Als wir dann 1,5 Std später im Flieger Platz nehmen, greift die Flugbegleiterin zum Telefon, macht den gleichen Wendegriff (Hörer nach unten, Sprechkapsel am Mund: Lernen die das in ihrer „Always Late“ Ausbildung?) und produziert eine ähnliche Schallfront wie ihr Kollege am Gate. Diesmal aber ist der Lautsprecher höchsten 30 cm über mir, und das ich jetzt nichts verstehe, liegt wohl eher an der vollständigen Übersteuerung. Ich halte mir die Ohren zu, warte, bis das Geräusch verebbt ist und frage dann meinen Sitznachbarn, was denn los sei. „Sie hat sich für die Verspätung entschuldigt und freut sich, uns an Bord begrüßen zu dürfen. Oder so.“

Habe ich schon erwähnt, dass am Gate die Durchsage „Bitte lassen Sie ihr Gepäck nicht unbeaufsichtigt, es wird sonst gesprengt!“ perfekt zu verstehen war? Habe ich ebenfalls schon erwähnt, dass die peinliche Comic-Sicherheits-Belehrung „So bescheuert siehst Du aus, wenn Du die Schwimmweste schon im Flieger auslöst!“ perfekt zu verstehen war? Falls nicht, tu ich das jetzt hier und jetzt: „ES GEHT DOCH!“

Am Ziel meiner Reise angekommen, hielt ich einen Vortrag zum Thema AV over IP in einem Nobelhotel. Und raten Sie mal, was ich benutzen sollte: Ein drahtloses Handmikrofon. (Zum Glück kein Telefon). Es stellte sich heraus, dass ich den Popschutz des Mikrofons mit den Lippen berühren musste, damit meine Teilnehmer etwas hören konnten. Sobald ich aber dann normal sprach, klang das auf der Bühne schon grauselig. Was mir dann auch flugs aus dem Publikum bestätigt wurde. Der gerufene Haustechniker war überfordert, meinen Hinweis auf meine CTS Zertifizierung und meinen Willen zur praktischen Hilfe wischte er mit der Bemerkung: „Das hat schon der Hersteller vergebens versucht!“ vom Tisch. Die Zuhörer und ich einigten uns dann darauf, dass ich ohne Mikro halt ein wenig lauter sprechen würde.

Wieder in Uhingen, sitze ich mit meinem Kollegen in einem unserer eigenen Seminarräume, den wir auch für Meetings nutzen, und erzähle von meiner Reise, als mein Blick an unsere eigene Raumdecke geht. Zwei motorisch(!) ausklappbare Deckenlautsprecher aus englischer Edelschmiede, so angeordnet, dass es für den Referenten keinen Platz gibt, den er ohne Rückkopplung für seinen Vortrag nutzen kann.

Also lege ich mich selbst an die Kette und frage mich, wie oft ich in meinem Berufsleben guten Ton nicht mit genügendem Nachdruck von Bauherren, Architekten und Planern gefordert habe. Und muss mir leider selber eingestehen: Viel zu oft!
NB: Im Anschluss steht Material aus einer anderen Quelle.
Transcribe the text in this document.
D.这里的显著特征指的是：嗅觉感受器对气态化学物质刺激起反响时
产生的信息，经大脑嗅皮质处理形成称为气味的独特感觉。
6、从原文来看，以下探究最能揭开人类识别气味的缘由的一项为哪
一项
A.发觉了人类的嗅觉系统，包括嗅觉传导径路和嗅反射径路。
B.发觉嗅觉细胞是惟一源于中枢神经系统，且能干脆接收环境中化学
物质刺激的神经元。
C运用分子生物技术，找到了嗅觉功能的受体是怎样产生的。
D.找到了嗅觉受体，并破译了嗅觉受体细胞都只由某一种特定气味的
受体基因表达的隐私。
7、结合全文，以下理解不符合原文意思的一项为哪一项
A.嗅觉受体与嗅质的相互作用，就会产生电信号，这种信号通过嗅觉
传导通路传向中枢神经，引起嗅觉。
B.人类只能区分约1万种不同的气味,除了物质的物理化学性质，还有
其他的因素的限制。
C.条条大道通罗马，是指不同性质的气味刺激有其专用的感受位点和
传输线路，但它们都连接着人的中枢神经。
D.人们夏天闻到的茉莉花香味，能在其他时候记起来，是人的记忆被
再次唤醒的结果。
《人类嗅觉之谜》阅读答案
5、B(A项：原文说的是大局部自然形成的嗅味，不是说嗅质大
Liebe Bauherren, liebe Architekten, liebe Planer! Hören ist für unsere Wahrnehmung und für das Verständnis einer Information wichtiger als Sehen. Das hörbare Ergebnis in einem Raum / Halle / Hörsaal hängt zu 80 % von der Raumakustik ab. Dafür seid Ihr zuständig! Dann kommen die elektroakustischen Gerätschaften, dafür sind wir zuständig. Aber ihr müsst uns auch machen lassen! Ein solches System funktioniert nur dann gut, wenn ALLE Elemente aufeinander abgestimmt sind. Sparen an einer falschen Stelle, und nix geht mehr richtig.

JA, DAS KOSTET GELD! Nicht so viel, wie der Marmorboden im Foyer, aber immerhin. Aber wenn Sie genügend Geld für Akustik und ELA Technik ausgeben, werden Ihre Vorträge gerne besucht, Ihre Veranstaltungen stets als gelungen beschrieben und Ihre Zuhörer verstehen die Botschaft!

Und ich brauche nicht mehr zu brüllen.